How to become a pediatrician?
Specialty training required prior to certification: Three years
What does a pediatrician do?
Developmentally oriented and trained in skilled assessment, pediatricians’ patient-care lenses are focused on prevention, detection and management of physical, behavioral, developmental and social problems that affect children.
Pediatricians diagnose and treat infections, injuries and many types of organic disease and dysfunction. They work to reduce infant and child mortality, foster healthy lifestyles, and ease the day-to-day difficulties of those with chronic conditions. With structured evaluation and early intervention, pediatricians identify and address developmental and behavioral problems that result from exposure to psychosocial stressors. They appreciate the vulnerability of childhood and adolescence, and actively advocate for measures to protect their health and safety.

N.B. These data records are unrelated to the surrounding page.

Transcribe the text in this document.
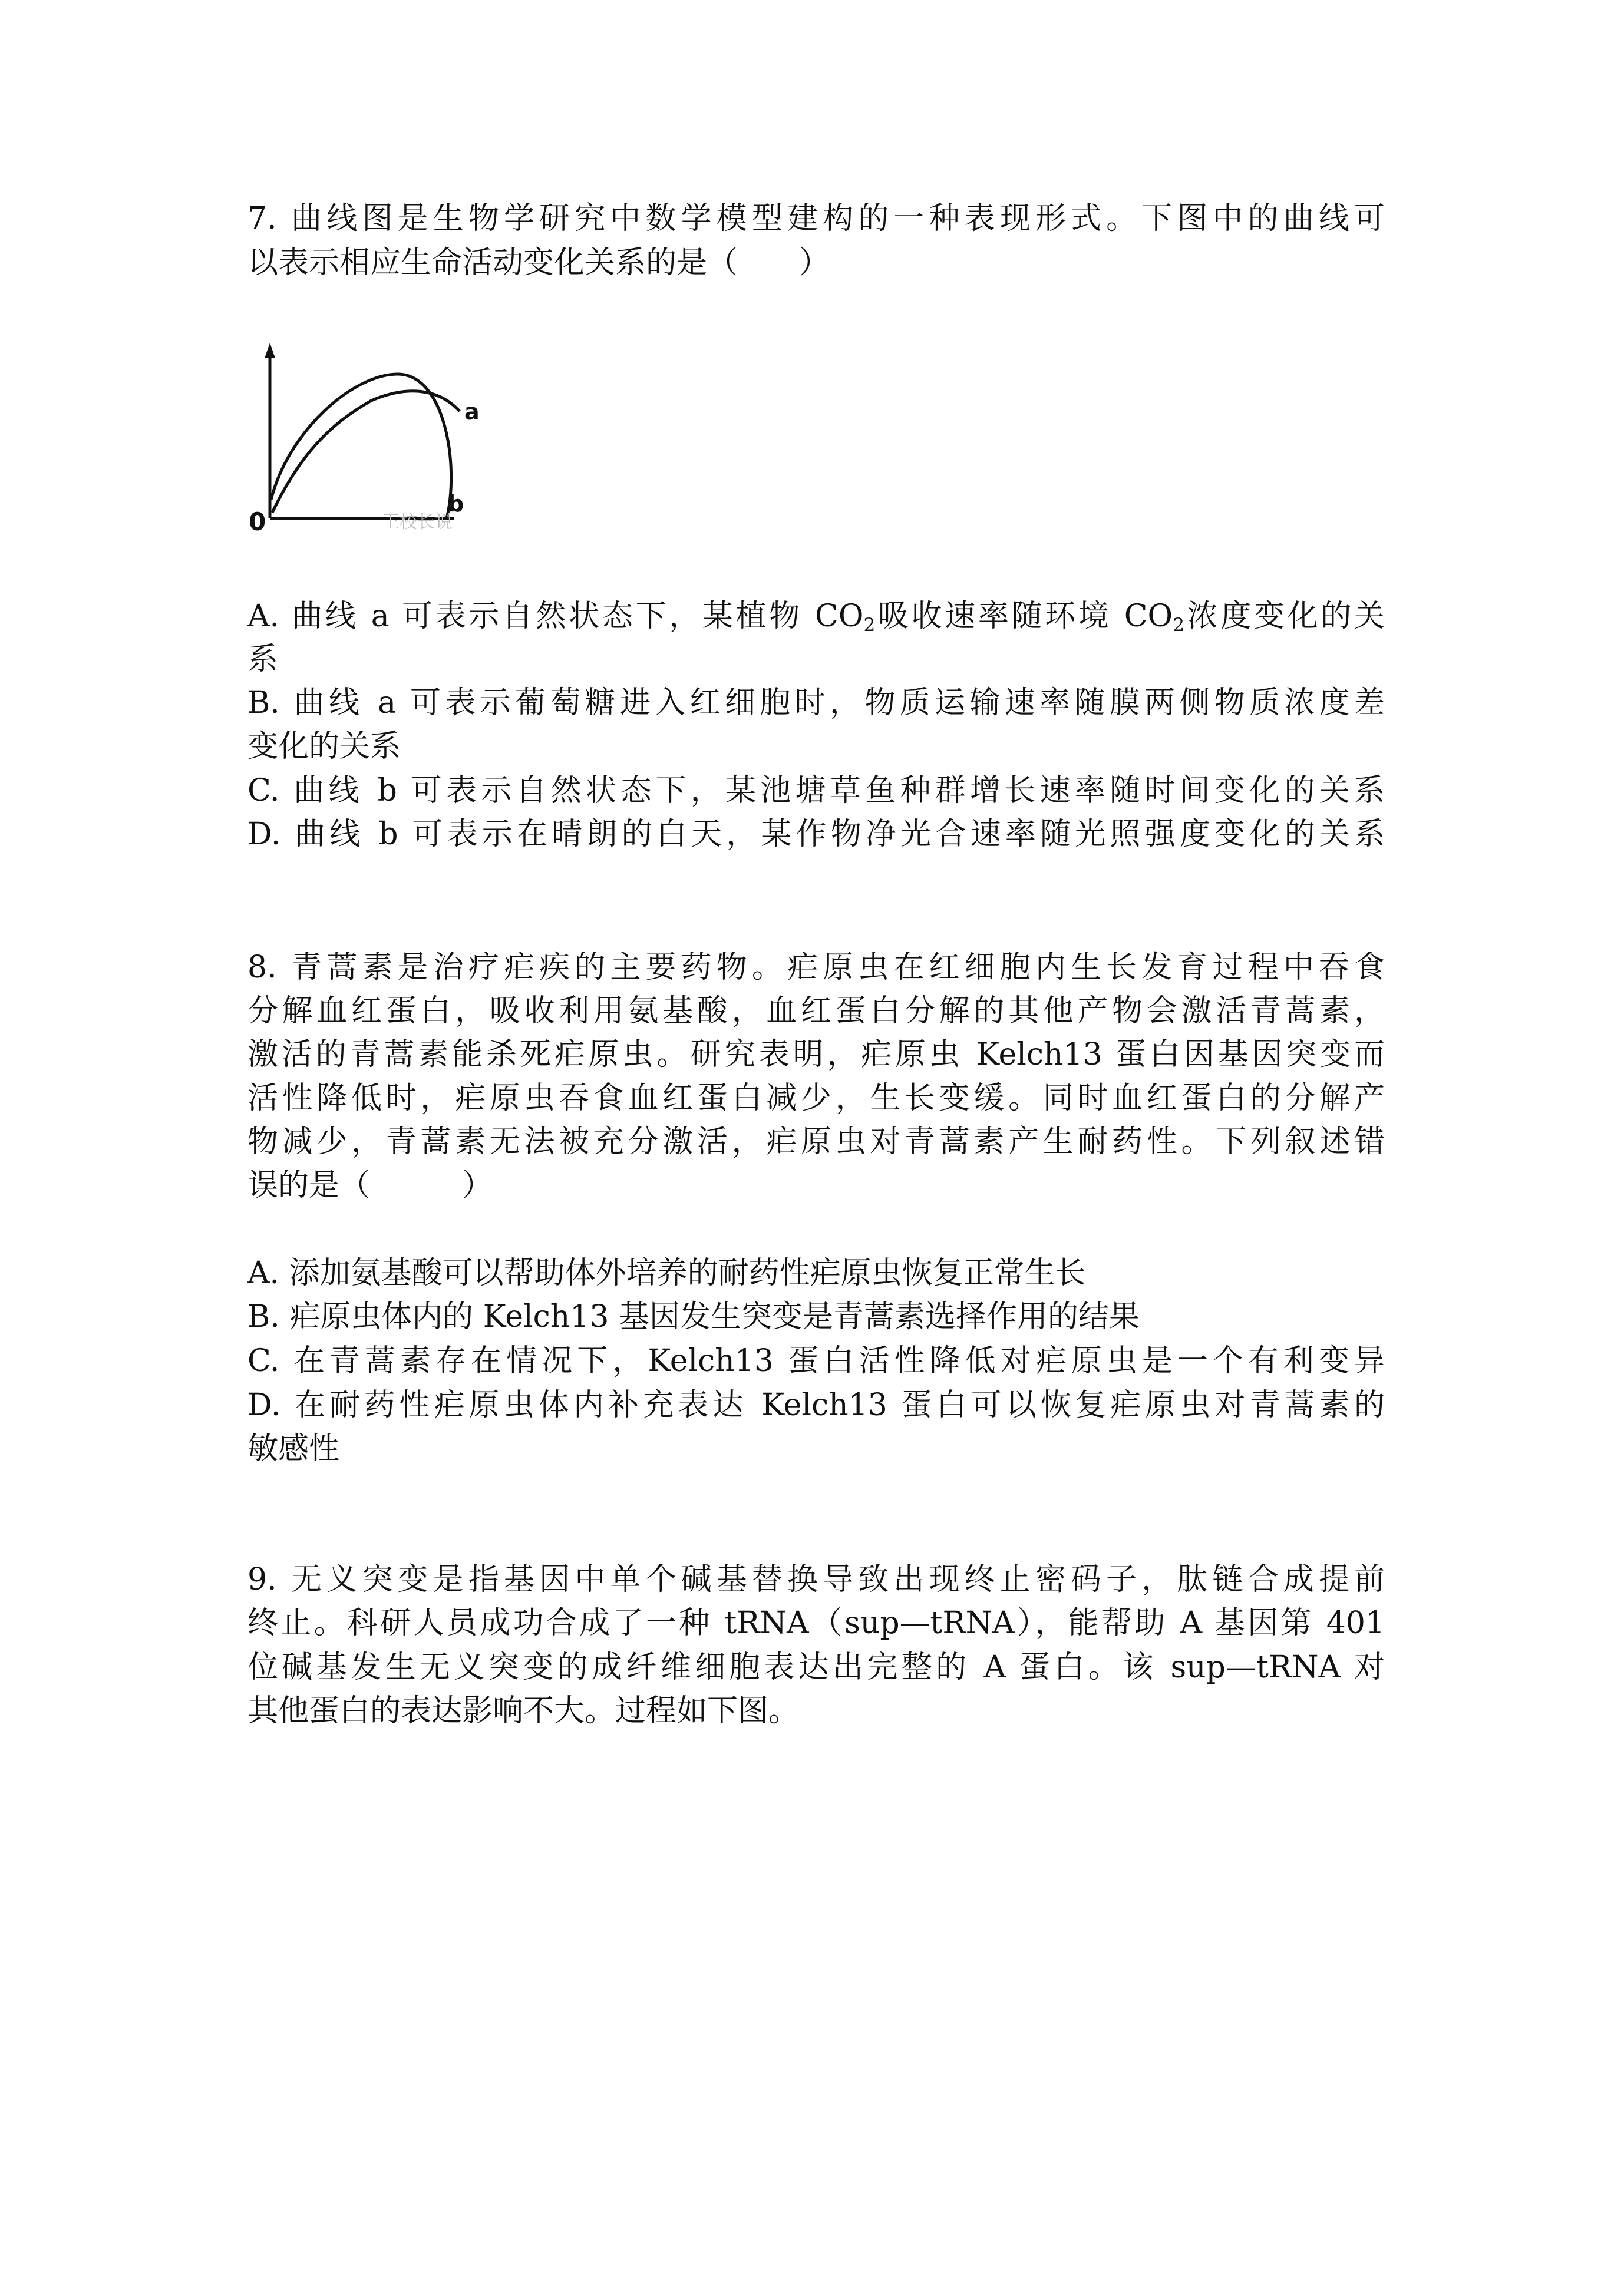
7. 曲线图是生物学研究中数学模型建构的一种表现形式。下图中的曲线可
以表示相应生命活动变化关系的是（　　）
0
a
b
王校长说
A. 曲线 a 可表示自然状态下，某植物 $CO_2$吸收速率随环境 $CO_2$浓度变化的关
系
B. 曲线 a 可表示葡萄糖进入红细胞时，物质运输速率随膜两侧物质浓度差
变化的关系
C. 曲线 b 可表示自然状态下，某池塘草鱼种群增长速率随时间变化的关系
D. 曲线 b 可表示在晴朗的白天，某作物净光合速率随光照强度变化的关系
8. 青蒿素是治疗疟疾的主要药物。疟原虫在红细胞内生长发育过程中吞食
分解血红蛋白，吸收利用氨基酸，血红蛋白分解的其他产物会激活青蒿素，
激活的青蒿素能杀死疟原虫。研究表明，疟原虫 Kelch13 蛋白因基因突变而
活性降低时，疟原虫吞食血红蛋白减少，生长变缓。同时血红蛋白的分解产
物减少，青蒿素无法被充分激活，疟原虫对青蒿素产生耐药性。下列叙述错
误的是（　　　）
A. 添加氨基酸可以帮助体外培养的耐药性疟原虫恢复正常生长
B. 疟原虫体内的 Kelch13 基因发生突变是青蒿素选择作用的结果
C. 在青蒿素存在情况下，Kelch13 蛋白活性降低对疟原虫是一个有利变异
D. 在耐药性疟原虫体内补充表达 Kelch13 蛋白可以恢复疟原虫对青蒿素的
敏感性
9. 无义突变是指基因中单个碱基替换导致出现终止密码子，肽链合成提前
终止。科研人员成功合成了一种 tRNA（sup—tRNA），能帮助 A 基因第 401
位碱基发生无义突变的成纤维细胞表达出完整的 A 蛋白。该 sup—tRNA 对
其他蛋白的表达影响不大。过程如下图。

The ability to communicate effectively with patients, families, teachers and social service professionals is key to effective pediatric care. Pediatricians collaborate with pediatric subspecialists and other medical and surgical specialists in the treatment of complex diseases and disorders. They work closely with other health professionals concerned with the emotional needs of children. They advise educators and child care professionals. They are major advocates for access to care and a medical home for all children.
Opportunities for graduates of pediatric residencies are diverse and numerous:
Ninety-one percent of residents seeking a general practice position report obtaining one of their two most desired position.
Training in general pediatrics is also the portal for careers in the pediatric subspecialties. Because many pediatric subspecialties are currently experiencing workforce shortages or are anticipated to experience such shortages in the near future, a healthy supply of graduates of general pediatrics residency programs is essential to ensure an adequate pediatric subspecialty workforce.
Flexible jobs are more common in pediatrics than in any other specialty:
Pediatrics is at the forefront of the trend toward more flexible work arrangements for physicians. Thirty-eight percent of graduating pediatric residents apply for part-time work and more than half—one in five graduating pediatric residents— accept a part-time position. Data indicate that 26 percent of pediatricians versus 14 percent of all physicians have worked part time at some point in their careers.
Pediatrics is a specialty that offers a broad spectrum of rewarding career options. Pediatricians are free to choose one or more practice settings and styles and they may pursue a wide variety of interests. Generalist pediatricians are needed now and in the future to serve as educators, mentors, hospitalists and researchers. Rewarding careers are also available in public health, international health, health policy and administrative leadership.